An Inaugural Blunder

Today’s post is from David Steinbach, intern in the National Archives History Office.

Chief Justice William H. Taft administering the oath of office to Herbert Hoover, March 4, 1929. (Herbert Hoover Presidential Library and Museum)
Chief Justice William H. Taft administering the oath of office to Herbert Hoover, March 4, 1929. (Herbert Hoover Presidential Library and Museum)

William Howard Taft had unusually extensive experience with the Presidential oath of office. In 1909, Taft recited the text on the steps of the Capitol to become the 27th President of the United States.

Sixteen years later, as Chief Justice of the United States, Taft stood on the other side of the Bible and administered Calvin Coolidge’s swearing in.

By the time of Herbert Hoover’s inauguration ceremony in 1929, Taft should have mastered the oath. But the Chief Justice blundered nonetheless, substituting erroneously the phrase “preserve, maintain, and defend” for the traditional “preserve, protect, and defend.”
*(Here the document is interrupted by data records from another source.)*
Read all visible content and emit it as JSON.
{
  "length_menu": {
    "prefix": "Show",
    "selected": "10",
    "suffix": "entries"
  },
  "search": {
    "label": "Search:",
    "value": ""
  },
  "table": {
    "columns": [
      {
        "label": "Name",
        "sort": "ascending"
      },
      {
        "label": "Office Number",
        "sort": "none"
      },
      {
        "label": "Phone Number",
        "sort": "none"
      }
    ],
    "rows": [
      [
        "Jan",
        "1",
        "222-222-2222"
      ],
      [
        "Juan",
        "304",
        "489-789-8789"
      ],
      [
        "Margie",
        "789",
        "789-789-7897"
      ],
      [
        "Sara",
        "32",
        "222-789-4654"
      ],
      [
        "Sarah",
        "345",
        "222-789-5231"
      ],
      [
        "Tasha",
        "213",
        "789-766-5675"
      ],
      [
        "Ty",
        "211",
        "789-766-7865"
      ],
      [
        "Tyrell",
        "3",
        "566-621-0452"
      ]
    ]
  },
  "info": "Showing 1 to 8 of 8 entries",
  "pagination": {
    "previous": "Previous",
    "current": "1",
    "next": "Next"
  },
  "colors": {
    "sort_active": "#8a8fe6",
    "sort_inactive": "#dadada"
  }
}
Letter from Chief Justice William Howard Taft to President Herbert Hoover Regarding the Oath of Office, 03/01/1929. (National Archives Identifier 7722952)
Letter from Chief Justice William Howard Taft to President Herbert Hoover Regarding the Oath of Office, 03/01/1929. (National Archives Identifier
7722952)

Taft could not blame lack of preparation. In the exhibit “Making Their Mark: Stories Through Signatures” currently open at the National Archives in Washington, DC, we see a particularly interesting letter from the Chief Justice to incoming President Hoover. The communication is dated March 1, 1929—three days before the inauguration. Taft described in great detail where the two men would stand, what text that he would recite, what Hoover’s response should be, and the logistics surrounding the Bible—all with the goal, as Taft asserted, that “you and I shall know what we are to do.”

Ironically, it was Taft, not Hoover, who made the false step.

Taft’s error may have gone overlooked were it not for the attentiveness of Helen Terwilliger, a 13-year-old from New York. Listening on the radio, the teenager caught the slip-up and wrote Taft a letter explaining the blunder.

In his reply, Taft acknowledged he had made a mistake but disagreed regarding the error itself, claiming that he had instead said “preserve, maintain, and protect.”

Eventually, three different news networks delved into their footage and concluded that Terwilliger’s account was correct—Taft had been mistaken not just once at the inauguration, but for a second time a few days after the fact.

Taft was by no means the last to botch the delivery of the Presidential oath. In 2009, Chief Justice John Roberts and incoming President Barack Obama shared an awkward silence when Roberts misplaced the word “faithfully.” Like Taft, Roberts had prepared extensively for the ceremony. But both Chief Justices realized that on the big stage, all their rehearsals—even the detailed instructions and predetermined movements Taft shared with the President—could not save them from error.

The exhibit “Making Their Mark: Stories through Signatures” is free and open to the public in the Lawrence F. O’Brien Gallery of the National Archives Building in Washington, DC, through January 5, 2015.